Pero al mismo tiempo, existen esos momentos: los pequeños fragmentos de contexto que dan vida a estas supuestas canciones tibias. El poder que tiene Coldplay casi reside en lo poco descriptivas que son estas canciones. Abordan problemas y situaciones indefinibles, dando cuerpo a los sentimientos más que a las ideas, dejando que el oyente coloque su propio contexto dentro de ellas.

La infame etiqueta de mojar la cama que el fundador de Creation Records, Alan McGee, otorgó a Chris Martin y compañía a principios de la década de 2000 ha estado interminablemente asociada a la banda desde entonces, como una marca de nacimiento poco ceremoniosa. Sin embargo, ese término también es injusto. ¿Por qué se considera a Coldplay como mercaderes del patetismo húmedo simplemente porque abordan la emoción en su nivel más básico, uno que atrae y conecta con vastas franjas de la población? ¿La música emocional sólo es buena cuando es complicada y profunda? Sí, se inclinan por lo más bajo en la escala de sentimientos, y recogen la fruta que cuelga del suelo. Pero, a su vez, están al servicio de las emociones más básicas de cualquier oyente. Explotan lo que otros perciben como clichés trillados, pero no por ello son menos reales y universales. En esencia, Coldplay son el testimonio de que la música no siempre tiene que hacer preguntas al oyente o desafiarlo. A veces sólo tiene que afectar, lo cual es un ejercicio en el que se las arreglan para estirarse, incluso con los gritos y el chiste del líder de los exploradores.

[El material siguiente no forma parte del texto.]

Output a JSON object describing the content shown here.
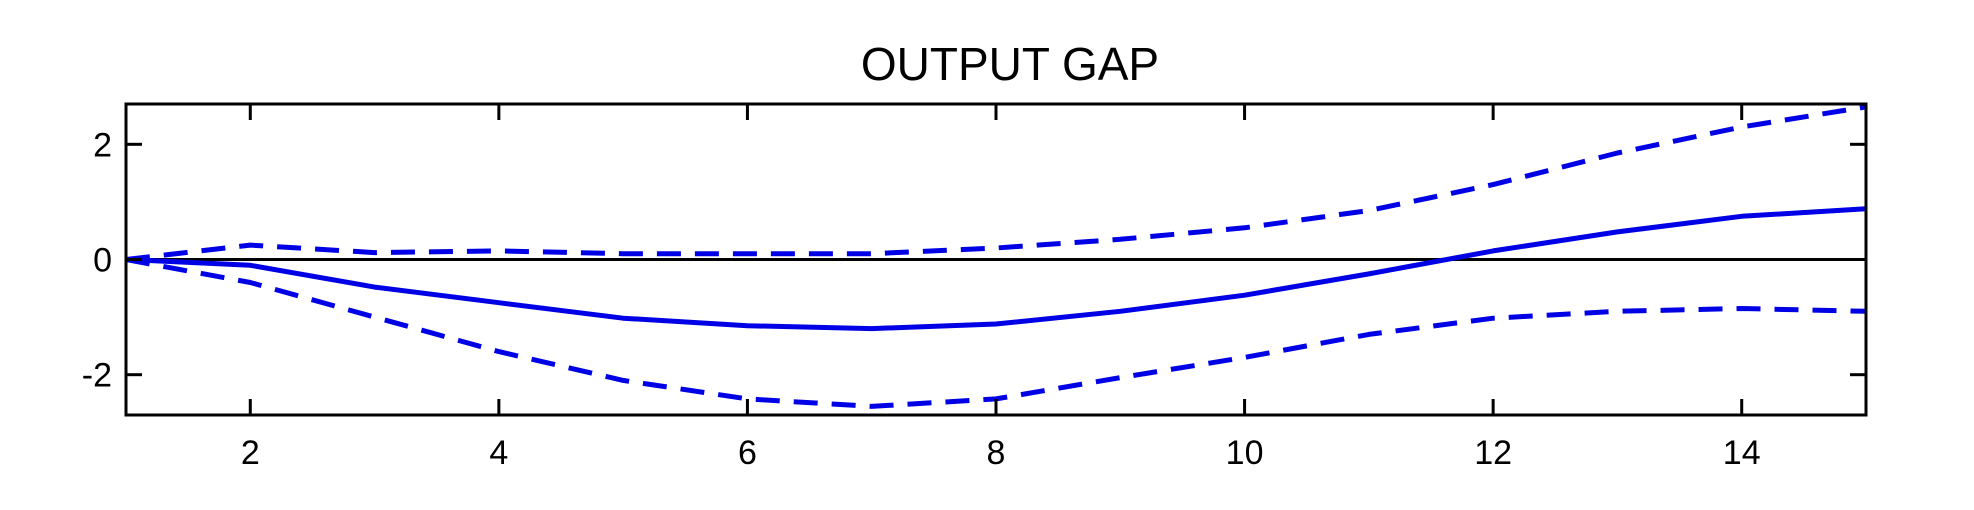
{
  "chart_data": {
    "type": "line",
    "title": "OUTPUT GAP",
    "xlabel": "",
    "ylabel": "",
    "xlim": [
      1,
      15
    ],
    "ylim": [
      -2.7,
      2.7
    ],
    "xticks": [
      2,
      4,
      6,
      8,
      10,
      12,
      14
    ],
    "yticks": [
      -2,
      0,
      2
    ],
    "grid": false,
    "legend": "none",
    "zero_line": true,
    "series_color": "#0000e6",
    "series": [
      {
        "style": "solid",
        "x": [
          1,
          2,
          3,
          4,
          5,
          6,
          7,
          8,
          9,
          10,
          11,
          12,
          13,
          14,
          15
        ],
        "values": [
          0,
          -0.1,
          -0.48,
          -0.75,
          -1.02,
          -1.15,
          -1.2,
          -1.12,
          -0.9,
          -0.62,
          -0.25,
          0.15,
          0.48,
          0.75,
          0.88
        ]
      },
      {
        "style": "dashed",
        "x": [
          1,
          2,
          3,
          4,
          5,
          6,
          7,
          8,
          9,
          10,
          11,
          12,
          13,
          14,
          15
        ],
        "values": [
          0,
          0.25,
          0.12,
          0.15,
          0.1,
          0.1,
          0.1,
          0.2,
          0.35,
          0.55,
          0.85,
          1.3,
          1.85,
          2.3,
          2.65
        ]
      },
      {
        "style": "dashed",
        "x": [
          1,
          2,
          3,
          4,
          5,
          6,
          7,
          8,
          9,
          10,
          11,
          12,
          13,
          14,
          15
        ],
        "values": [
          0,
          -0.4,
          -1.0,
          -1.6,
          -2.1,
          -2.42,
          -2.55,
          -2.42,
          -2.05,
          -1.7,
          -1.3,
          -1.02,
          -0.9,
          -0.85,
          -0.9
        ]
      }
    ]
  }
}
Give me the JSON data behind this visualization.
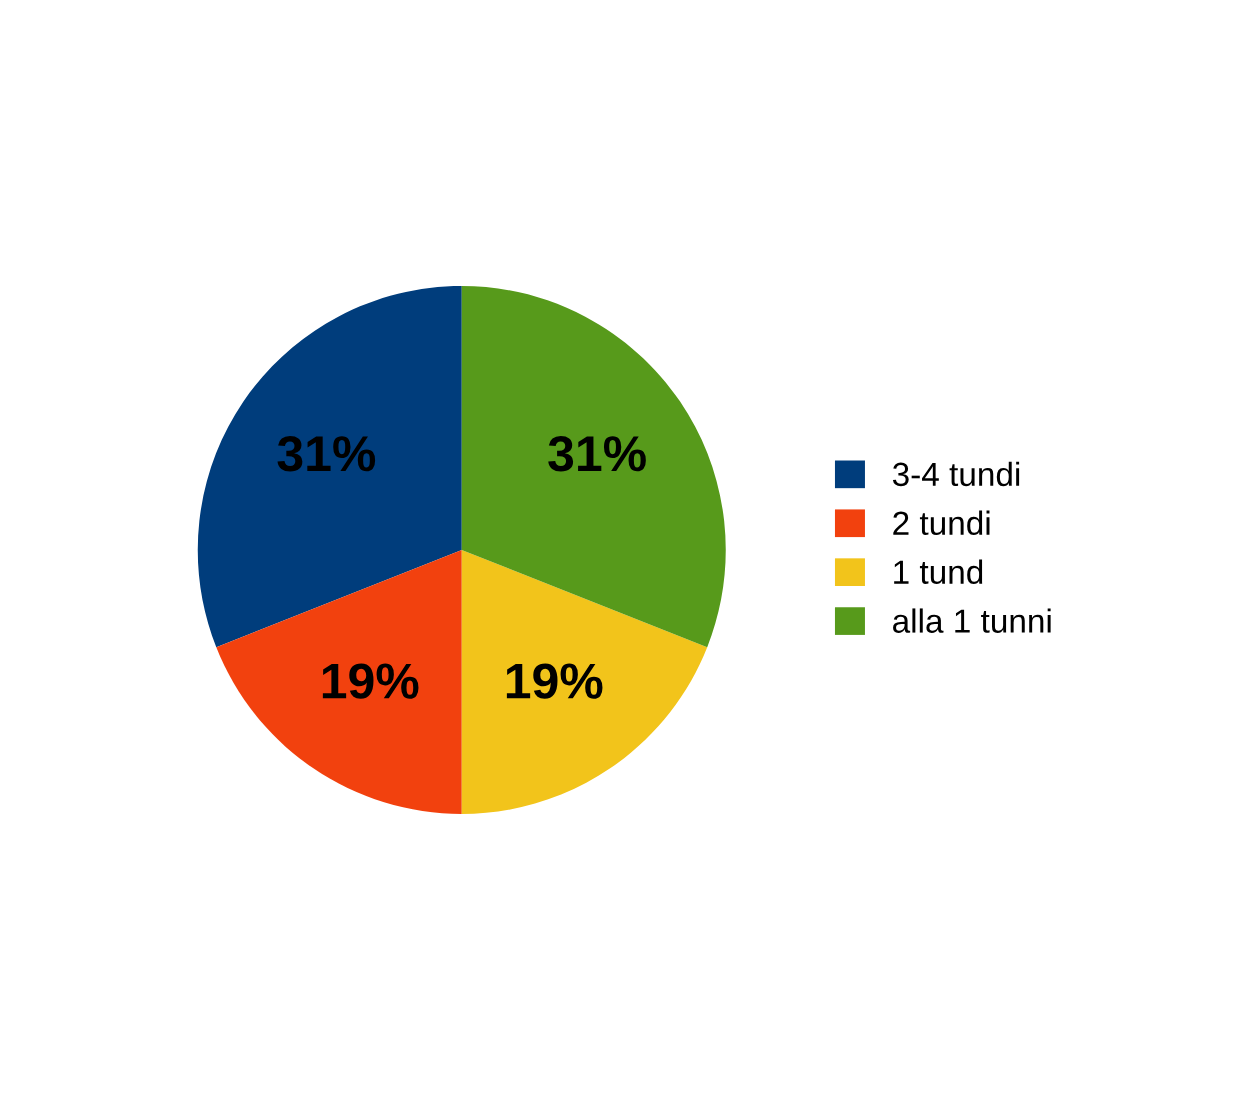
{
  "chart_data": {
    "type": "pie",
    "categories": [
      "3-4 tundi",
      "2 tundi",
      "1 tund",
      "alla 1 tunni"
    ],
    "values": [
      31,
      19,
      19,
      31
    ],
    "colors": [
      "#003d7c",
      "#f2410e",
      "#f2c41b",
      "#579a1b"
    ],
    "value_labels": [
      "31%",
      "19%",
      "19%",
      "31%"
    ],
    "legend": "right"
  }
}
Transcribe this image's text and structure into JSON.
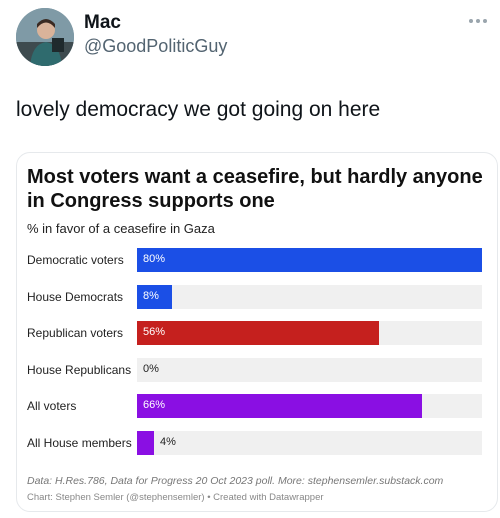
{
  "post": {
    "display_name": "Mac",
    "handle": "@GoodPoliticGuy",
    "text": "lovely democracy we got going on here"
  },
  "chart": {
    "title": "Most voters want a ceasefire, but hardly anyone in Congress supports one",
    "subtitle": "% in favor of a ceasefire in Gaza",
    "source": "Data: H.Res.786, Data for Progress 20 Oct 2023 poll. More: stephensemler.substack.com",
    "credit": "Chart: Stephen Semler (@stephensemler) • Created with Datawrapper"
  },
  "chart_data": {
    "type": "bar",
    "orientation": "horizontal",
    "title": "Most voters want a ceasefire, but hardly anyone in Congress supports one",
    "subtitle": "% in favor of a ceasefire in Gaza",
    "xlim": [
      0,
      80
    ],
    "grid": false,
    "categories": [
      "Democratic voters",
      "House Democrats",
      "Republican voters",
      "House Republicans",
      "All voters",
      "All House members"
    ],
    "values": [
      80,
      8,
      56,
      0,
      66,
      4
    ],
    "value_labels": [
      "80%",
      "8%",
      "56%",
      "0%",
      "66%",
      "4%"
    ],
    "colors": [
      "#1b4fe6",
      "#1b4fe6",
      "#c5201e",
      "#c5201e",
      "#8a0fe3",
      "#8a0fe3"
    ],
    "track_color": "#f0f0f0"
  }
}
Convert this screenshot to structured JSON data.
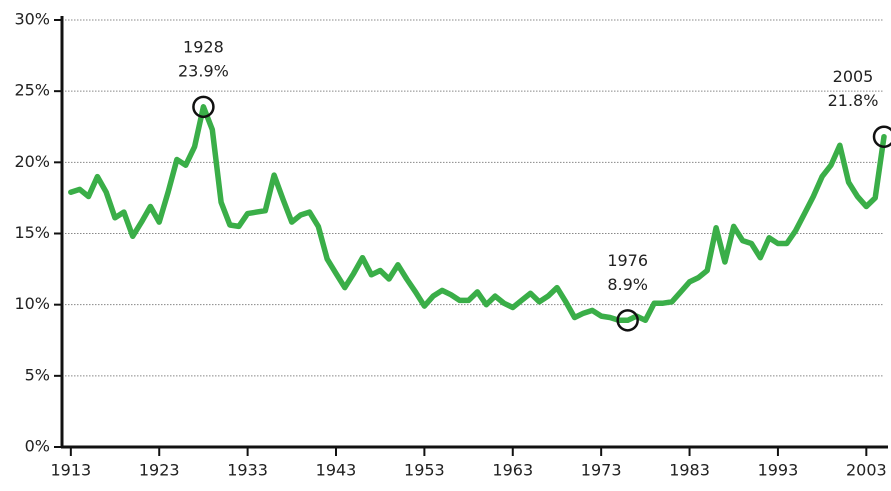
{
  "chart_data": {
    "type": "line",
    "x": [
      1913,
      1914,
      1915,
      1916,
      1917,
      1918,
      1919,
      1920,
      1921,
      1922,
      1923,
      1924,
      1925,
      1926,
      1927,
      1928,
      1929,
      1930,
      1931,
      1932,
      1933,
      1934,
      1935,
      1936,
      1937,
      1938,
      1939,
      1940,
      1941,
      1942,
      1943,
      1944,
      1945,
      1946,
      1947,
      1948,
      1949,
      1950,
      1951,
      1952,
      1953,
      1954,
      1955,
      1956,
      1957,
      1958,
      1959,
      1960,
      1961,
      1962,
      1963,
      1964,
      1965,
      1966,
      1967,
      1968,
      1969,
      1970,
      1971,
      1972,
      1973,
      1974,
      1975,
      1976,
      1977,
      1978,
      1979,
      1980,
      1981,
      1982,
      1983,
      1984,
      1985,
      1986,
      1987,
      1988,
      1989,
      1990,
      1991,
      1992,
      1993,
      1994,
      1995,
      1996,
      1997,
      1998,
      1999,
      2000,
      2001,
      2002,
      2003,
      2004,
      2005
    ],
    "series": [
      {
        "color": "#3aae48",
        "values": [
          17.9,
          18.1,
          17.6,
          19.0,
          17.9,
          16.1,
          16.5,
          14.8,
          15.8,
          16.9,
          15.8,
          17.9,
          20.2,
          19.8,
          21.1,
          23.9,
          22.3,
          17.2,
          15.6,
          15.5,
          16.4,
          16.5,
          16.6,
          19.1,
          17.4,
          15.8,
          16.3,
          16.5,
          15.5,
          13.2,
          12.2,
          11.2,
          12.2,
          13.3,
          12.1,
          12.4,
          11.8,
          12.8,
          11.8,
          10.9,
          9.9,
          10.6,
          11.0,
          10.7,
          10.3,
          10.3,
          10.9,
          10.0,
          10.6,
          10.1,
          9.8,
          10.3,
          10.8,
          10.2,
          10.6,
          11.2,
          10.2,
          9.1,
          9.4,
          9.6,
          9.2,
          9.1,
          8.9,
          8.9,
          9.2,
          8.9,
          10.1,
          10.1,
          10.2,
          10.9,
          11.6,
          11.9,
          12.4,
          15.4,
          13.0,
          15.5,
          14.5,
          14.3,
          13.3,
          14.7,
          14.3,
          14.3,
          15.2,
          16.4,
          17.6,
          19.0,
          19.8,
          21.2,
          18.6,
          17.6,
          16.9,
          17.5,
          21.8
        ]
      }
    ],
    "xlim": [
      1912,
      2005
    ],
    "xticks": [
      1913,
      1923,
      1933,
      1943,
      1953,
      1963,
      1973,
      1983,
      1993,
      2003
    ],
    "ylim": [
      0,
      30
    ],
    "yticks": [
      {
        "value": 0,
        "label": "0%"
      },
      {
        "value": 5,
        "label": "5%"
      },
      {
        "value": 10,
        "label": "10%"
      },
      {
        "value": 15,
        "label": "15%"
      },
      {
        "value": 20,
        "label": "20%"
      },
      {
        "value": 25,
        "label": "25%"
      },
      {
        "value": 30,
        "label": "30%"
      }
    ],
    "grid": true,
    "annotations": [
      {
        "x": 1928,
        "y": 23.9,
        "year": "1928",
        "label": "23.9%"
      },
      {
        "x": 1976,
        "y": 8.9,
        "year": "1976",
        "label": "8.9%"
      },
      {
        "x": 2005,
        "y": 21.8,
        "year": "2005",
        "label": "21.8%"
      }
    ]
  }
}
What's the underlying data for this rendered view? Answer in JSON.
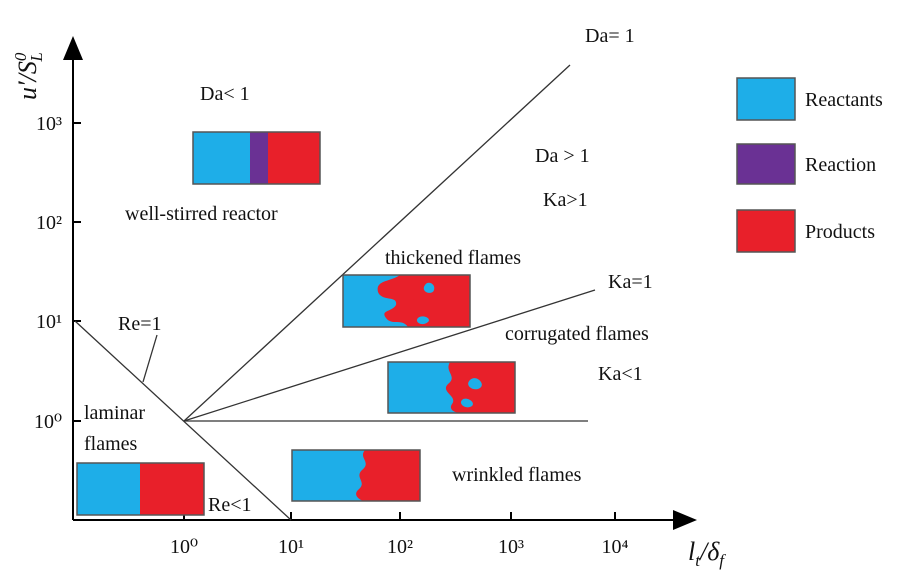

En el vacío británico del transporte público pasivo-agresivo y las disculpas masculladas, el carisma estomacal de Chris Martin en el escenario puede ser tan nauseabundo como hacer saltos de estrella justo después del almuerzo, y no es difícil ver cómo nació el odio eterno hacia Coldplay. Pero cuando los odiamos, ¿estamos reconociendo que queremos experimentar más de la vida? ¿O estamos negando el hecho de que en el fondo también sentimos esas emociones cotidianas -medias, pero no por ello menos significativas-? Creo que es un poco de ambas cosas.